Upon its publication, The Daily Maul reported that “Armitage’s study suggests that a hitherto unidentified form of cretinism — whose nonviolent symptoms include uncontrollable drooling, excessive mouth-breathing, and graceless knuckle-dragging — generates a demonic and insatiable bloodthirst in those afflicted.”
Armitage was quoted in The Daily Maul report as saying, “It’s really in everybody’s interests to wash our hands of the problem — to absolutely vanquish the drooling class.”
Another symptom of savage cretinism, Armitage said more recently, is a pronounced “victim complex.”
The establishment of the HSETF comes in response to news that the U.S. Sportsmen’s Alliance has formed a “Hunter Advancement Task Force.”
According to a July 23 news release posted on the USSA’s website, “sportsmen, conservation organizations and outdoor personalities met at the U.S. Sportsmen’s Alliance … headquarters yesterday to develop strategies to counter the recent increase in cyber-attacks on hunters.”
In a video produced by the USSA, that organization’s communications specialist — a barely intelligible hack named Kali Parmley — says, “With the growing world of social media at an all-time high, hunters have found themselves in the spotlight being labeled as animal serial killers, psychopaths, and a host of other false allegations from animal-rights activists from around the world who find it easy to attack hunters from behind their computer screens.”
The video also features an appearance by a repulsive lunatic named Jana Waller, who hosts a Sportsman Channel program called Skull Bound TV.
“To me,” Waller says, “the whole issue of harassment is so important because I’m afraid it’s going to deter people — women, kids — from standing tall and proud as hunters.

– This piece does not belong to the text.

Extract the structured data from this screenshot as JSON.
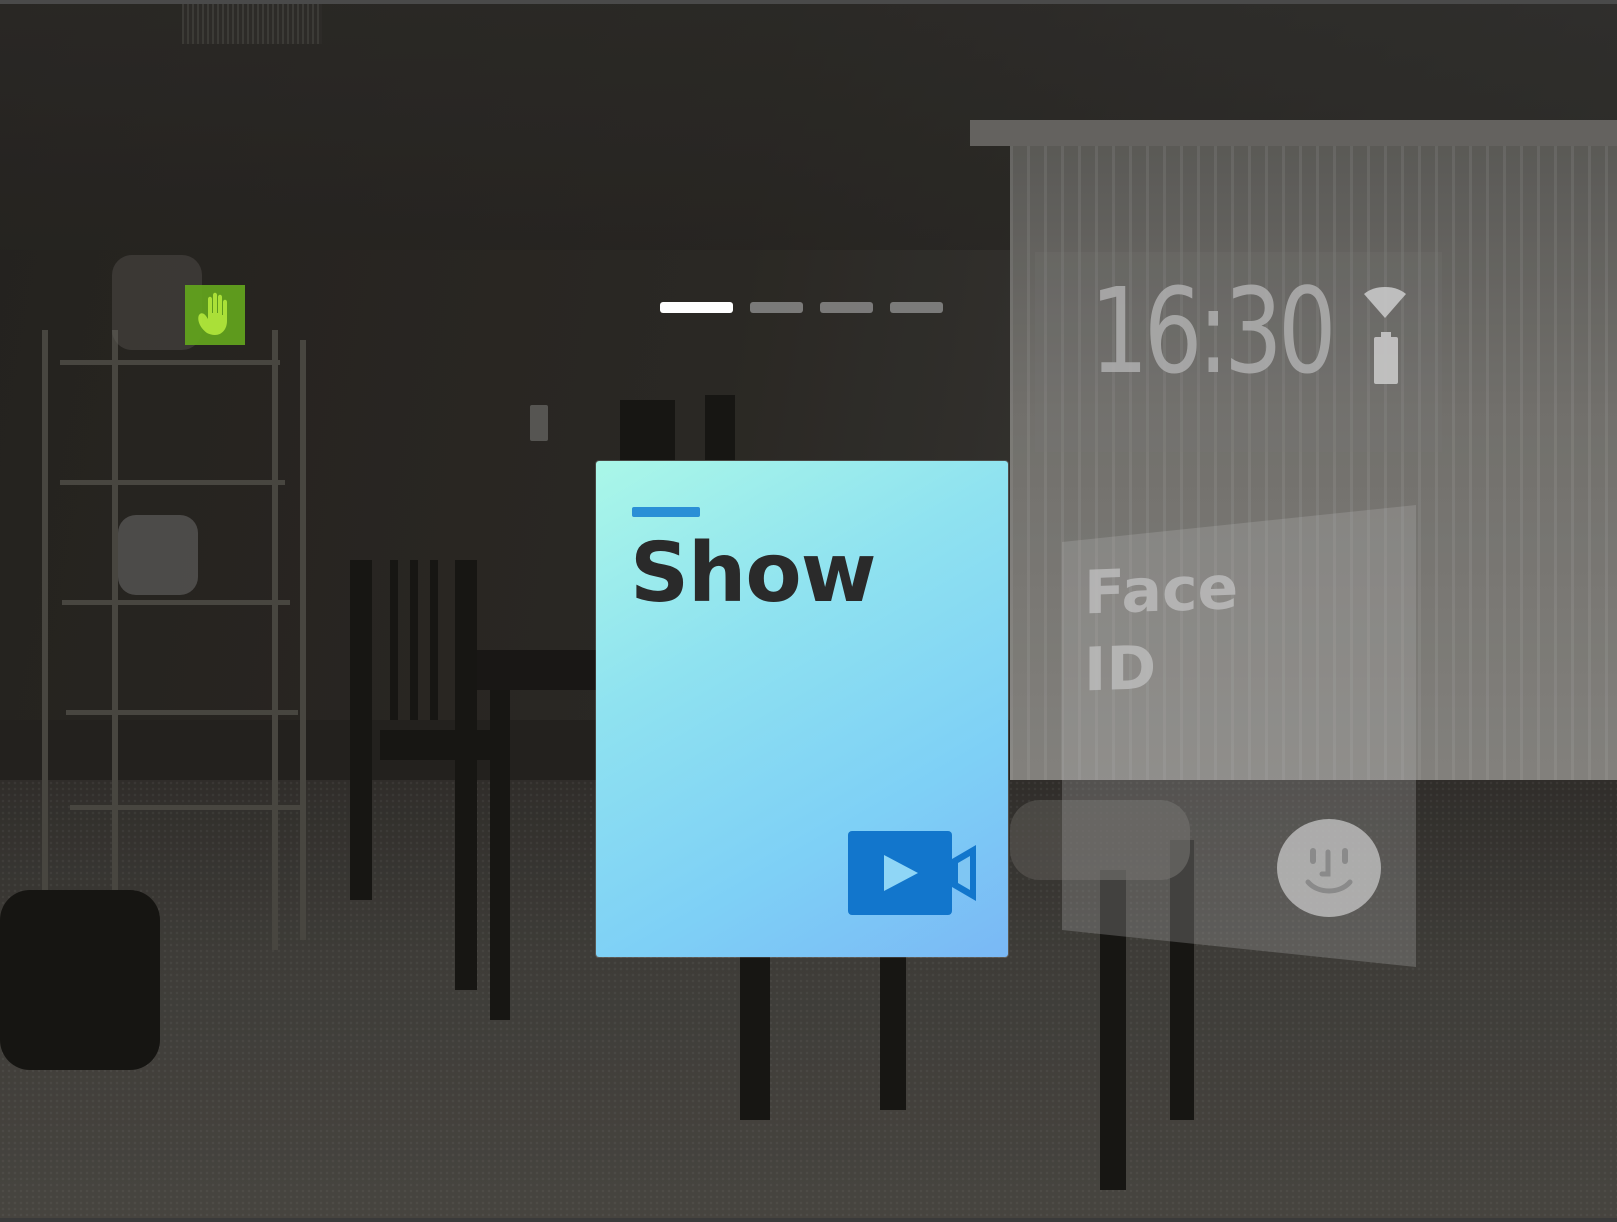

And it’s so misdirected. It comes from such a point of people being uneducated about what hunting is all about. They think it’s all about killing, when, in my opinion, hunting is all about living.”
And Nick Pinizzotto, the USSA’s pitiful, shit-brained president and CEO, adds his voice to the video, saying, “We have to do a better job of framing who we are as a hunting community” and “we have to continue to portray ourselves as the logical people who want to manage wildlife through hunting.”
“The level of cognitive dissonance being put on display by Pinizzotto and his fellow barbarians is absolutely extraordinary,” Armitage said.
Gelstein was less diplomatic.
“The kind of demented narcissist who would actually say ‘hunting is all about living’ really needs to be convinced to shoot the monster she or he sees in the mirror,” Gelstein said, “because unfortunately, we’re living in a society that accepts and protects the kind of subhuman that believes she or he can legitimately deny being an ‘animal serial killer’ or a ‘psychopath.’”
Speaking on behalf of animal-rights activists everywhere, Gelstein said, “The reason we ‘find it easy to attack hunters from behind (our) computer screens’ is because we’re not violent people. We express ourselves in such a way that no one actually gets hurt. If these scum-sucking Neanderthals want to insist that they’re the victims — as pathetic a suggestion as that is – they ought to go ahead and be the goddamned victims.”
Hunters are so dim-witted, he said, that even an intermediate-level psychological ninja should be able to convince a hunter to put the victim in the mirror out of his or her misery.
“Every hunter simply needs to be convinced to put on his or her ridiculous orange and camouflage costume, look at the reflection in the mirror — or at the reflection in the moonshine bottle — see the victim he or she professes to be, and blow that poor victim’s underdeveloped brain all over the walls of his or her cave.”